Rural Spotlight

Tools to enact change

Being Black and rural is a blessing. Having come from generations of Black Rural Georgians, I have witnessed and experienced the intersectionality of challenges we face. I was raised by a village of Black men and women who instilled a sense of perseverance, humility, and ambition deep inside of my heart. It has become a common misconception by national strategists and progressive organizations that “Rural America” is synonymous with white. That doesn’t happen to be the case where I come from and in other regions of Georgia, including the Georgia Black Belt. Black and brown Georgians are immersed and have heavy influences in Southern culture, and quite frankly, are the reason why the South, and the nation, have gotten this far.

Here at New Georgia Project, I am proud to lead Georgia Ignite — a program aimed at supporting local organizers and activists to lead their own campaigns. Urban areas are the constant targets of civic engagement and investment because it is perceived that these are the only places capable of progressive change. Georgia Ignite seeks to disrupt and disprove this narrative. This movement is about rural power building, giving folks the tools to enact change through community organizing and policy advocacy specific to their local communities.
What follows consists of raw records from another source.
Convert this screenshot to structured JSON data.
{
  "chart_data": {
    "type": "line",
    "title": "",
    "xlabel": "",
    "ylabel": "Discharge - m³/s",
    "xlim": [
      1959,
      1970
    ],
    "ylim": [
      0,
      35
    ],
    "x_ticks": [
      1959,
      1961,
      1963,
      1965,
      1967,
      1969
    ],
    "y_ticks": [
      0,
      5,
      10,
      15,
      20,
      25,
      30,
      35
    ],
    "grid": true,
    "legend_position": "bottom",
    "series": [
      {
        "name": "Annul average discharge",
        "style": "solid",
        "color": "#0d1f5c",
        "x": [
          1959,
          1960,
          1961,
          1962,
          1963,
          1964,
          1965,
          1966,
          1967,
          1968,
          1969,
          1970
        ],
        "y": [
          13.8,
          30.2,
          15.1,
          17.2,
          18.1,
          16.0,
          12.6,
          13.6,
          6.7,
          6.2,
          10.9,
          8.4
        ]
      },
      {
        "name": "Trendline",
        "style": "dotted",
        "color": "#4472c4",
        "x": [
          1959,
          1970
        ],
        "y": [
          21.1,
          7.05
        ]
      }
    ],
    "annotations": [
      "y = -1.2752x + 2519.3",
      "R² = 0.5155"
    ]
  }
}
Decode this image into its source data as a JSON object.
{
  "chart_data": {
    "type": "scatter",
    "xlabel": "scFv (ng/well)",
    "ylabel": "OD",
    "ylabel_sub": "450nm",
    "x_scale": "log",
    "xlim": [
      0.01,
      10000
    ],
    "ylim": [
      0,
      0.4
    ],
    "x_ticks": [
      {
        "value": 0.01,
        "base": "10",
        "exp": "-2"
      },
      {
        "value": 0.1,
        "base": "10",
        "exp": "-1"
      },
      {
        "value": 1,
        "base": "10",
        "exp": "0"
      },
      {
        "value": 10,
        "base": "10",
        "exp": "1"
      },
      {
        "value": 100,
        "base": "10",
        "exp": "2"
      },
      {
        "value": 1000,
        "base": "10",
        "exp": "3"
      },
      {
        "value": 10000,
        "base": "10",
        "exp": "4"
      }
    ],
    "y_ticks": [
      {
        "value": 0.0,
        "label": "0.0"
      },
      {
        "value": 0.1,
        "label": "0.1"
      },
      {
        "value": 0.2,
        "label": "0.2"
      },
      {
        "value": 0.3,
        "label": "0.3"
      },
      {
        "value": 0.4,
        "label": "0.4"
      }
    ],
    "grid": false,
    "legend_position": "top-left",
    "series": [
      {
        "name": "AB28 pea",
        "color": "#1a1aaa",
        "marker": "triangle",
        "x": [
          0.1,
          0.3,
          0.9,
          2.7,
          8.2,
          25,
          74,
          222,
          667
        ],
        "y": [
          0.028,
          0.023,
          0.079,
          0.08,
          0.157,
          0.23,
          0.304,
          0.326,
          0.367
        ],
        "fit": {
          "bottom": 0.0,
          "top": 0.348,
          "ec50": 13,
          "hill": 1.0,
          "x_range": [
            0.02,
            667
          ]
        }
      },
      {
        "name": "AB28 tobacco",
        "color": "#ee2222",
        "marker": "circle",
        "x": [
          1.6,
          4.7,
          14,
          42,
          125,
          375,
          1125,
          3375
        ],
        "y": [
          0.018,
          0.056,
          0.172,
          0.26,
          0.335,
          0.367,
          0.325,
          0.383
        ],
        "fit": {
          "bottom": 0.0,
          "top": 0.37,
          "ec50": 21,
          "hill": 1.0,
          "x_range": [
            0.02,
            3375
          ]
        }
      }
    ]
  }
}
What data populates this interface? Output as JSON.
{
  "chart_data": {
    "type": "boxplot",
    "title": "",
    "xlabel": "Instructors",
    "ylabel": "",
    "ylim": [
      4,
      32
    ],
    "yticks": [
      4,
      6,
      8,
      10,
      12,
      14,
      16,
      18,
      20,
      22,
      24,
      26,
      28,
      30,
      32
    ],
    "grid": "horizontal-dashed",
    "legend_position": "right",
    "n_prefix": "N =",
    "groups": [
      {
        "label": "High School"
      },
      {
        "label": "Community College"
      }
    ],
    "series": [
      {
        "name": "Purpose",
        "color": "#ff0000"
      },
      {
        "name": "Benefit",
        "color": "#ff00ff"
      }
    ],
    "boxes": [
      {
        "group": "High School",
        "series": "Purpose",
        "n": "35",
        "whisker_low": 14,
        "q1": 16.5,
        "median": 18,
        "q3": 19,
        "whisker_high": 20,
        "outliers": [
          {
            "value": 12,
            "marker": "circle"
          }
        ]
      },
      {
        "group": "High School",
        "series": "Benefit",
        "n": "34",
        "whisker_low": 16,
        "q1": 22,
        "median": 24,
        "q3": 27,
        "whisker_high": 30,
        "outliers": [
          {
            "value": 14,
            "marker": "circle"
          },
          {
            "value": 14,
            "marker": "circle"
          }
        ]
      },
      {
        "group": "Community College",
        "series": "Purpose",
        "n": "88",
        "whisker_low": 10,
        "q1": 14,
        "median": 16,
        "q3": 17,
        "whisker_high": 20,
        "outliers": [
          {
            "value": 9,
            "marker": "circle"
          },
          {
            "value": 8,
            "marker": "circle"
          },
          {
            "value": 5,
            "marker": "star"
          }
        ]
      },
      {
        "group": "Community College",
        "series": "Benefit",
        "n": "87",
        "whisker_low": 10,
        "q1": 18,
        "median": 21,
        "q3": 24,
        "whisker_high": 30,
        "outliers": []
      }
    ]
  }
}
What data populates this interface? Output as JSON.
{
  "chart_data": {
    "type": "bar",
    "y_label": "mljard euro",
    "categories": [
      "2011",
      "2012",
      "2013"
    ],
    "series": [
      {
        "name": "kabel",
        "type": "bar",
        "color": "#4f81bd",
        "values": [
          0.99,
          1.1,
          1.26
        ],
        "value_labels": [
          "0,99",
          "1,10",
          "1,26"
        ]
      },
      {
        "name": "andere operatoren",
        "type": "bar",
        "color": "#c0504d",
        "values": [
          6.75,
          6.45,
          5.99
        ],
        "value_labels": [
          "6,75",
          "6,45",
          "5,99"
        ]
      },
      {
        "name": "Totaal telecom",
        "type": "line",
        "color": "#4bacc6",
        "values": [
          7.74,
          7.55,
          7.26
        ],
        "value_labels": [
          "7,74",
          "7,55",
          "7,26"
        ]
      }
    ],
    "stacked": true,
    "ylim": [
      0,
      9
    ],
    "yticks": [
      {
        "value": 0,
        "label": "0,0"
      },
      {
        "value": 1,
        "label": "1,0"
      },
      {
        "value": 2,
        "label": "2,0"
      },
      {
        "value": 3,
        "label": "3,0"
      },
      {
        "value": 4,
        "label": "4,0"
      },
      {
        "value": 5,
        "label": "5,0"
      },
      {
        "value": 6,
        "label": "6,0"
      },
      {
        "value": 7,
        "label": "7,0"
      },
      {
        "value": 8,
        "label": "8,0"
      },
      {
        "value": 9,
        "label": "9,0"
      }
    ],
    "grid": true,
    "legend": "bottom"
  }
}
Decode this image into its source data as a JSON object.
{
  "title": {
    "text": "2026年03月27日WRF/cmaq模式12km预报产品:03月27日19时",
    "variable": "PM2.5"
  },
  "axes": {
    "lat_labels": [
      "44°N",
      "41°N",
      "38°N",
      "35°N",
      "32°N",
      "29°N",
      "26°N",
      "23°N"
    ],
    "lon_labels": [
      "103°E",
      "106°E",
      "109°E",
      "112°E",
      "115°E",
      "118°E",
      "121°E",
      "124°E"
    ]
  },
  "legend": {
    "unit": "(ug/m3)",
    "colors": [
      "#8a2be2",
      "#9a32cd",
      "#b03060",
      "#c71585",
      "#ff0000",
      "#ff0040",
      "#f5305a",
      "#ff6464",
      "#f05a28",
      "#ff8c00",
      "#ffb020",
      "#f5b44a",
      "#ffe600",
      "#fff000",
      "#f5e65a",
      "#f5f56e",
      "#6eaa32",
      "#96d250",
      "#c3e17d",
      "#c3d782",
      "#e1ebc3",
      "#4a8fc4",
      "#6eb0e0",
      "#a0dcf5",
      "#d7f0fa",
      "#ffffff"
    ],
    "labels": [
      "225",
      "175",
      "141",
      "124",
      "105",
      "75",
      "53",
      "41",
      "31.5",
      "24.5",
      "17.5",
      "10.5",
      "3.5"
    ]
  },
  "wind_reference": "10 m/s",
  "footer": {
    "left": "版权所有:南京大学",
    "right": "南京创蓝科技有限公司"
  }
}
Spades tournament, hosted by Georgia Ignite

This year, we have the perfect opportunity to target multiple small municipal elections. Voting locally is the basic building block of democracy. We are using this year’s municipal elections to organize people around voting rights in addition to local problems that affect their community. In doing this, we are able to create local culture around voting and holding their local governments and authorities accountable.

But we can’t truly address local problems without also addressing federal policy. We need people from around the country to fight for federal policies that defend voting rights, end discrimination, and remove the barriers that hinder our ability to improve rural Georgia.